PINCH: An Adversarial Extraction Attack Framework for Deep Learning Models
This work addresses the threat of model theft for deep learning practitioners, but it is incremental as it builds on existing extraction attack literature with a new framework for analysis.
The paper tackles the problem of adversarial extraction attacks on deep learning models by presenting PINCH, an automated framework for designing and analyzing such attacks, and finds through experiments on 21 model architectures that certain configurations are resilient, partial extraction enables further attacks, and stolen models have similar knowledge despite differences in expressive power.
Adversarial extraction attacks constitute an insidious threat against Deep Learning (DL) models in-which an adversary aims to steal the architecture, parameters, and hyper-parameters of a targeted DL model.

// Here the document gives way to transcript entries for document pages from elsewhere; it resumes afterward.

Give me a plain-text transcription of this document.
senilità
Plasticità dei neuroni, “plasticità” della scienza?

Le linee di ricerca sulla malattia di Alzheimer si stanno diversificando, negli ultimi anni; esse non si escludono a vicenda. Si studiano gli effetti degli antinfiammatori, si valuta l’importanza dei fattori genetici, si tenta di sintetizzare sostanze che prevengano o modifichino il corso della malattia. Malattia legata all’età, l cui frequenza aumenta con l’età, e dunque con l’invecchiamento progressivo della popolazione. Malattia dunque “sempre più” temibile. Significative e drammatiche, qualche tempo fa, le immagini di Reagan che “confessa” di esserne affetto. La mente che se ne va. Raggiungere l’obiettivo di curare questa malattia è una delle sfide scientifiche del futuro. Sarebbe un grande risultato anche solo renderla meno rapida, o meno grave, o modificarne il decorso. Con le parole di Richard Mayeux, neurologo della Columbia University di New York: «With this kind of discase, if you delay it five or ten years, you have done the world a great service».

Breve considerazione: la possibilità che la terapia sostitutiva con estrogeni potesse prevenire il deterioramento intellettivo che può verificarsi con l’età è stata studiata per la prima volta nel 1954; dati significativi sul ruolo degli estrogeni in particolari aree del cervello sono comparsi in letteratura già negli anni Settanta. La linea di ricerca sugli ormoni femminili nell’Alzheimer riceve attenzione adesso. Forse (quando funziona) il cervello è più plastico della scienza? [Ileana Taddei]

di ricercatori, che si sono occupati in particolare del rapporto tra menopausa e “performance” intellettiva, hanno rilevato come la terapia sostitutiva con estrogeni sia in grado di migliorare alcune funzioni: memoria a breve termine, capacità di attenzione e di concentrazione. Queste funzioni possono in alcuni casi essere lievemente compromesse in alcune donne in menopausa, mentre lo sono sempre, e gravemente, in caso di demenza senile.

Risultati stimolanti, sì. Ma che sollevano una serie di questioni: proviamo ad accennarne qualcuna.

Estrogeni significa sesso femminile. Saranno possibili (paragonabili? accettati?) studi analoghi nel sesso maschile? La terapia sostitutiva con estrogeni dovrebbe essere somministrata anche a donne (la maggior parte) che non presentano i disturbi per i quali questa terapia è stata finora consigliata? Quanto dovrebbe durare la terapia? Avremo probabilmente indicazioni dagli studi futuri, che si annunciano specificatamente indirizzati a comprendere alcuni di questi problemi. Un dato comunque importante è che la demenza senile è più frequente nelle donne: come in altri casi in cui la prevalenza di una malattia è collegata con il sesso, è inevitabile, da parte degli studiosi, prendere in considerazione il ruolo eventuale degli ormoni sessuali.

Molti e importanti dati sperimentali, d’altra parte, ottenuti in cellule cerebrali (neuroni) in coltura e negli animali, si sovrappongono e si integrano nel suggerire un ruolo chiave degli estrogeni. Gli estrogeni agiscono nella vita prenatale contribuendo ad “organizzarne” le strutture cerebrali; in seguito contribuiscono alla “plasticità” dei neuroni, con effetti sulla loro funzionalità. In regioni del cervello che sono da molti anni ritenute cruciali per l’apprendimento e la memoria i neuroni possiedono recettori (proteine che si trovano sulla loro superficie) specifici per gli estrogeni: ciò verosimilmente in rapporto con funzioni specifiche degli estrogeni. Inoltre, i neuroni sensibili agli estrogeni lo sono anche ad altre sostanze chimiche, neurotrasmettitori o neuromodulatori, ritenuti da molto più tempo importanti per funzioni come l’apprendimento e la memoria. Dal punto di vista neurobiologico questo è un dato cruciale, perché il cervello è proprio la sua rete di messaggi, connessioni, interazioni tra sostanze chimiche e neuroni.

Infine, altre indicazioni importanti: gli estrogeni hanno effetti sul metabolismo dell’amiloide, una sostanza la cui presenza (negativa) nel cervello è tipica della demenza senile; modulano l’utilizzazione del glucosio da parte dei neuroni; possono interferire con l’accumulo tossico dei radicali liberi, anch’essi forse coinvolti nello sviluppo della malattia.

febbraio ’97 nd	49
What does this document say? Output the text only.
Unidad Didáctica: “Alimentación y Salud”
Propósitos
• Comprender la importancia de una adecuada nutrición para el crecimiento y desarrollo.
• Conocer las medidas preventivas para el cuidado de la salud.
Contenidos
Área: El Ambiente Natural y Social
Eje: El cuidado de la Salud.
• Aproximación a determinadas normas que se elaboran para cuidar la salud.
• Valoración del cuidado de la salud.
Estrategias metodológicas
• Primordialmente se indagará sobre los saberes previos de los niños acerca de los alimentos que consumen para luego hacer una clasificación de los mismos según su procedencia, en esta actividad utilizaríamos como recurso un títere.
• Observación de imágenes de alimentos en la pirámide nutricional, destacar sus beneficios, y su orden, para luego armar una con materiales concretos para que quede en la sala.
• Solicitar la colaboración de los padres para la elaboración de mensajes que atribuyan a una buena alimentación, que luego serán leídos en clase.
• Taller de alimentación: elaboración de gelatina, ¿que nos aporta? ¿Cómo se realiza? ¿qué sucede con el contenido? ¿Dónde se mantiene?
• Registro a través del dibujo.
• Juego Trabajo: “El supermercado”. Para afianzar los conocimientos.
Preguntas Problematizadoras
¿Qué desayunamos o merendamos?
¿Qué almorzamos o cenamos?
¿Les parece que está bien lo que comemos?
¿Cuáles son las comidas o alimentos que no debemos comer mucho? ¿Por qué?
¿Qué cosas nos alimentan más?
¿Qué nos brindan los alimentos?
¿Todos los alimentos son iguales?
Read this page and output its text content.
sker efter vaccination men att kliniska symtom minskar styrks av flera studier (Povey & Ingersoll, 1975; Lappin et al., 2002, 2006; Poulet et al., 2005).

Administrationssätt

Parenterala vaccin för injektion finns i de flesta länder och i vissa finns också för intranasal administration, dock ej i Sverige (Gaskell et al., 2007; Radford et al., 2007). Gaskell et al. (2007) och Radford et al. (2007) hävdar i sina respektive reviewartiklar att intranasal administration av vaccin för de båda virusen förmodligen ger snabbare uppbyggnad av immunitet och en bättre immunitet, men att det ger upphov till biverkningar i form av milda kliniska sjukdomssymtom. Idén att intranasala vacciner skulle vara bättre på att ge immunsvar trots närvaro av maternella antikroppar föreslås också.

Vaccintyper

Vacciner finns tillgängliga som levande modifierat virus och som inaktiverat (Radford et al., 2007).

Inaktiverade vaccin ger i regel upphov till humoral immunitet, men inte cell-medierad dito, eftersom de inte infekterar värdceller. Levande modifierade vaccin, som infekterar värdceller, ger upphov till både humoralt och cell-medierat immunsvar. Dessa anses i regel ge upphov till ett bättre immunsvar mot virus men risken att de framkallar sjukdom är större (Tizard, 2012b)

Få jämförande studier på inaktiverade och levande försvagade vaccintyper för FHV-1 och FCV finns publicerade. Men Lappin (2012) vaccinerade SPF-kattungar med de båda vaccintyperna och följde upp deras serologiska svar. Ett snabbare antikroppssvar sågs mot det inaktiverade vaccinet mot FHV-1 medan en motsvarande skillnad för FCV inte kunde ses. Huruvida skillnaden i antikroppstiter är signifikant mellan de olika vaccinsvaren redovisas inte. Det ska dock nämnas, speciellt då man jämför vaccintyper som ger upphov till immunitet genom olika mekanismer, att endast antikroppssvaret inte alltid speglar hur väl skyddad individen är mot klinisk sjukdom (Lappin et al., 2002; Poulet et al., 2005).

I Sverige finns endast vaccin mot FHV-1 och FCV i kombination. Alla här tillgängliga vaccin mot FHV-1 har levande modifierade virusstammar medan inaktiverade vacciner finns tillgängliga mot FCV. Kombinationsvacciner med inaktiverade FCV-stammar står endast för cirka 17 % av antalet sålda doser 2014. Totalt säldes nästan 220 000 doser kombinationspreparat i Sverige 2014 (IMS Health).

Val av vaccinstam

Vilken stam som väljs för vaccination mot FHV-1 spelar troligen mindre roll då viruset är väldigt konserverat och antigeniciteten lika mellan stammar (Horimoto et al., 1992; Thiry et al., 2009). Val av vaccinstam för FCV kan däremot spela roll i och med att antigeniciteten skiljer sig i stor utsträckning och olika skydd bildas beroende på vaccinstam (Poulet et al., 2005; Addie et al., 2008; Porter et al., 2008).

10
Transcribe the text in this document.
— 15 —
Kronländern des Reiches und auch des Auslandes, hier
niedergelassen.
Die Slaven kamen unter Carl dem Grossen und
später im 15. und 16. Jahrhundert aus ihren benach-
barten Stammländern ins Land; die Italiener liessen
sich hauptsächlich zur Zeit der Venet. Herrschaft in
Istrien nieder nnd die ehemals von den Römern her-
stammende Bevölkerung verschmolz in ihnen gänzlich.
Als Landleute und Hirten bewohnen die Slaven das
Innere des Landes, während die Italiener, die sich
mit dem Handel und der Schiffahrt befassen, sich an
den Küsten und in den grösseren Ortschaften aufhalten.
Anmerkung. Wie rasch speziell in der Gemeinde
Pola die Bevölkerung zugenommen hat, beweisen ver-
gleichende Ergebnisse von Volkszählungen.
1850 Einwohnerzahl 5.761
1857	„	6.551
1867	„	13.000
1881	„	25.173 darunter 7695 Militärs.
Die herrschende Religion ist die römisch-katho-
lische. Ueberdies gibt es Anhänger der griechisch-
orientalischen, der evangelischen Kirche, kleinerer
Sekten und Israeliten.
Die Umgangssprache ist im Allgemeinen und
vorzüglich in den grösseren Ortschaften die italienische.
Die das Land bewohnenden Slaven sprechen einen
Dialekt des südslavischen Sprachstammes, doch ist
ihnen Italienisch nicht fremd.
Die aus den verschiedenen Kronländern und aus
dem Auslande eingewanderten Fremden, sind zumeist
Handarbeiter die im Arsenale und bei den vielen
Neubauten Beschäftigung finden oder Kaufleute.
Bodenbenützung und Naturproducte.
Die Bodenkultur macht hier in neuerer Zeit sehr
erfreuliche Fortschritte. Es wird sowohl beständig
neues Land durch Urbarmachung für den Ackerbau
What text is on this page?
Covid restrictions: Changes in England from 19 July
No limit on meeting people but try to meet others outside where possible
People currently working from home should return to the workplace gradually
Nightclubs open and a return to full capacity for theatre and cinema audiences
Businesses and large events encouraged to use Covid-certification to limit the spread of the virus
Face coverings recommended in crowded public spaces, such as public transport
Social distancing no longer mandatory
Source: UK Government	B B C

Existing extraction attack literature have observed varying levels of attack success for different DL models and datasets, yet the underlying cause(s) behind their susceptibility often remain unclear, and would help facilitate creating secure DL systems. In this paper we present PINCH: an efficient and automated extraction attack framework capable of designing, deploying, and analyzing extraction attack scenarios across heterogeneous hardware platforms. Using PINCH, we perform extensive experimental evaluation of extraction attacks against 21 model architectures to explore new extraction attack scenarios and further attack staging. Our findings show (1) key extraction characteristics whereby particular model configurations exhibit strong resilience against specific attacks, (2) even partial extraction success enables further staging for other adversarial attacks, and (3) equivalent stolen models uncover differences in expressive power, yet exhibit similar captured knowledge.